Still, perhaps all this new emphasis on and awareness about film presentation will cause audiences and critics to be more discriminating and demand better from studios, theaters, and filmmakers. Perhaps the next big celluloid release, Christopher Noland's The Odyssey, the first film to be shot entirely in 15-perf IMAX film, will mark a change. But I doubt it. On the other hand, this new demand for celluloid has been a wonderful boon to the aspect of moviegoing that I care the most about—repertory screenings. Since the COVID-19 pandemic lifted, younger generations, fed up with living their lives on screens, have been flocking to movie theaters to see classic films in cinemas the way these films were originally released. Movies ranging from expected rediscoveries like Titanic to formerly unloved bombs like Barry Lyndon are having second and third lives during this current celluloid renaissance. Barry Lyndon, Stanley Kubrick's critically panned three-hour period piece now regularly sells out arthouses, especially when screened on 35mm, which showcases its glorious photographic inventiveness.

This celluloid resurgence has been doubly exciting to me as this year I started to program films at the cinema I now am part owner of, rather than just doing my own little series in my basement screening room. In the spring of 2025, I joined with the long-time managers of the Boston area's oldest movie theater, the 111-year old Somerville Theatre—which has been screening movies since before films had sound—to take over the business of running the historic cinema as well as two other venues. It has been exciting to move even further into the exhibition side of the film world, trying to program film series that will appeal to the ticket-buying public rather than just me. It's also a challenge since booking and licensing films from studios and distributors for paid public screenings has many more restrictions and limitations than just playing whatever one wants for one's friends at home. But it has been gratifying to program movies and then stand in the back of our 800+ seat movie house to watch an audience watch the movie. A highlight for me was running Airplane! back-to-back with Zero Hour as part of a Great Remakes series I put together.
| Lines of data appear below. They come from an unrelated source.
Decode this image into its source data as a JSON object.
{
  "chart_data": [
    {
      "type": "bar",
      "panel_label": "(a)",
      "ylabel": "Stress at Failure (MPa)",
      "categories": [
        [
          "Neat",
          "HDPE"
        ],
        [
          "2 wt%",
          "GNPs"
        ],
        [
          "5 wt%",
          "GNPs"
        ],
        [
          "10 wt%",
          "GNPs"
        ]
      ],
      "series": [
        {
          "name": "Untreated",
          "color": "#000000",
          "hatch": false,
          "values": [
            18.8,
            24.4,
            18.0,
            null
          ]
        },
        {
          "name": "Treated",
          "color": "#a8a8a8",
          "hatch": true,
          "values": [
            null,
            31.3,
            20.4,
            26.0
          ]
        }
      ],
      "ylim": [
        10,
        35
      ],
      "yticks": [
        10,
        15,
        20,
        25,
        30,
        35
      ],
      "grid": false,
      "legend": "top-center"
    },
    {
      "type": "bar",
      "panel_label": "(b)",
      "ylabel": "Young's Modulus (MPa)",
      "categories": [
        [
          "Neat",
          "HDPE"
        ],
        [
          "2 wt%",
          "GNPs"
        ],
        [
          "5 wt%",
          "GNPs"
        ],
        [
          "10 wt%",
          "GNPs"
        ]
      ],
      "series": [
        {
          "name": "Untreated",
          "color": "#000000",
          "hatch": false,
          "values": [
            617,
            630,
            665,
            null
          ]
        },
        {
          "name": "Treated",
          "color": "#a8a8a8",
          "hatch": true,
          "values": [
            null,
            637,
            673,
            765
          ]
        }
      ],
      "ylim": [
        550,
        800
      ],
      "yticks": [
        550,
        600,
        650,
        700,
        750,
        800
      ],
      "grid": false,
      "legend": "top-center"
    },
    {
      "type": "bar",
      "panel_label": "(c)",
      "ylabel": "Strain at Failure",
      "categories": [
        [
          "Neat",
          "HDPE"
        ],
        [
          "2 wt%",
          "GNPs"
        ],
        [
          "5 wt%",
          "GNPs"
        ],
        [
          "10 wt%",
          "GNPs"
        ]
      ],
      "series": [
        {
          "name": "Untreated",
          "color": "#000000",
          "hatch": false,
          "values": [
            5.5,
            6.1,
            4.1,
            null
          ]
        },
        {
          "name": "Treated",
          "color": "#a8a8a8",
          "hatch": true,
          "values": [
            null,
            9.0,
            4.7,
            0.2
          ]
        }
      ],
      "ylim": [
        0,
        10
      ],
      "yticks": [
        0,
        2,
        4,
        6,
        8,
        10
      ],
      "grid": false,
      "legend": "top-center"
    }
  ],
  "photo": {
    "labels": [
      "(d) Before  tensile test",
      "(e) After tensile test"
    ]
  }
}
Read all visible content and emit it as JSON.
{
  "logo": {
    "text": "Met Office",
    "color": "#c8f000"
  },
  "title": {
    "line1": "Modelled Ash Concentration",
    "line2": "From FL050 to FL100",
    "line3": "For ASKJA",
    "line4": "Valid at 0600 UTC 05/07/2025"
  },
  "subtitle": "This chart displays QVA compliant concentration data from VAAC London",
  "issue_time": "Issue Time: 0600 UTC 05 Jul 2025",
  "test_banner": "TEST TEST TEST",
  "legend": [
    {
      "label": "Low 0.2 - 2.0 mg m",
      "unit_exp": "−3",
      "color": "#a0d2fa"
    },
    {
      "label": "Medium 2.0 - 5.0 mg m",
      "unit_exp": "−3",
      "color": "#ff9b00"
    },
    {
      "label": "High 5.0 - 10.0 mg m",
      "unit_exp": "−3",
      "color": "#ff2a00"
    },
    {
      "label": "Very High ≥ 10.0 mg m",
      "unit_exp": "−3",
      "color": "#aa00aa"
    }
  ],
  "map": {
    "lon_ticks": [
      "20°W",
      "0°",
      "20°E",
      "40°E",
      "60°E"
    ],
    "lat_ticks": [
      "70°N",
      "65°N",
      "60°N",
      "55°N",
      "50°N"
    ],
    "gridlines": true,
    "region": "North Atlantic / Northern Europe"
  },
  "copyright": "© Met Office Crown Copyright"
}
The print of Airplane! was pristine, and it was a thrill to see how well that 45-year-old genre-changing spoof movie played to a crowd all these decades later.

We were also able to program a number of tributes to many of the film legends lost in 2025. So many giants of cinema passed away in 2025 that it's hard not to feel these deaths as part of an undesirable and inevitable sunsetting of the art form. Even though independent cinemas like the Somerville had one of their best and more profitable years in 2025, one wonders how long it can last. Among the significant filmmakers now gone are David Lynch, Robert Benton, Michael Roemer, Marcel Ophuls, Ted Kotcheff, Jonathan Kaplan, James Foley, Lee Tamahori, George Armitage, Henry Jaglom, Jacques Dorfmann, Tom Stoppard, Rob Reiner, and Robert Redford. The many acting legends who died in 2025 also leave a sense of a diminished scene. Gone are the incomparable Gene Hackman, Terence Stamp, Claudia Cardinale, Joan Plowright, Val Kilmer, Graham Greene, Joe Don Baker, Diane Ladd, Geneviève Page, Harris Yulin, Richard Chamberlain, Tatsuya Nakadai, Peter Jason, David Johansen, Wings Hauser, Udo Kier, Brigitte Bardot, Samantha Eggar, June Lockhart, Sally Kirkland, Tony Roberts, and Diane Keaton. These significant losses feel like a curtain being rung down. The Oscar Ceremony's "in memoriam" tribute was especially long and poignant for everyone the community lost in 2025.

It was certainly a very full year. Full of loss, full of new opportunities, and full of a people going to movies both old and new, which is perhaps the most hopeful thing about 2025. In the late spring, my friends Billy, Harrison, and I launched a monthly Movie Trivia Night at another of the venues I'm now a co-proprietor of, the Somerville Theatre's Crystal Ballroom Every month, 80 to 130 people pack themselves in to play rounds of advanced-level movie trivia. It's heartening to see how many people keep coming for this show, and it is a show as much as it's a game. A hunger yet to be satiated is certainly still there for experiencing cinema in fun, communal ways. I'm here for it for as long as it lasts!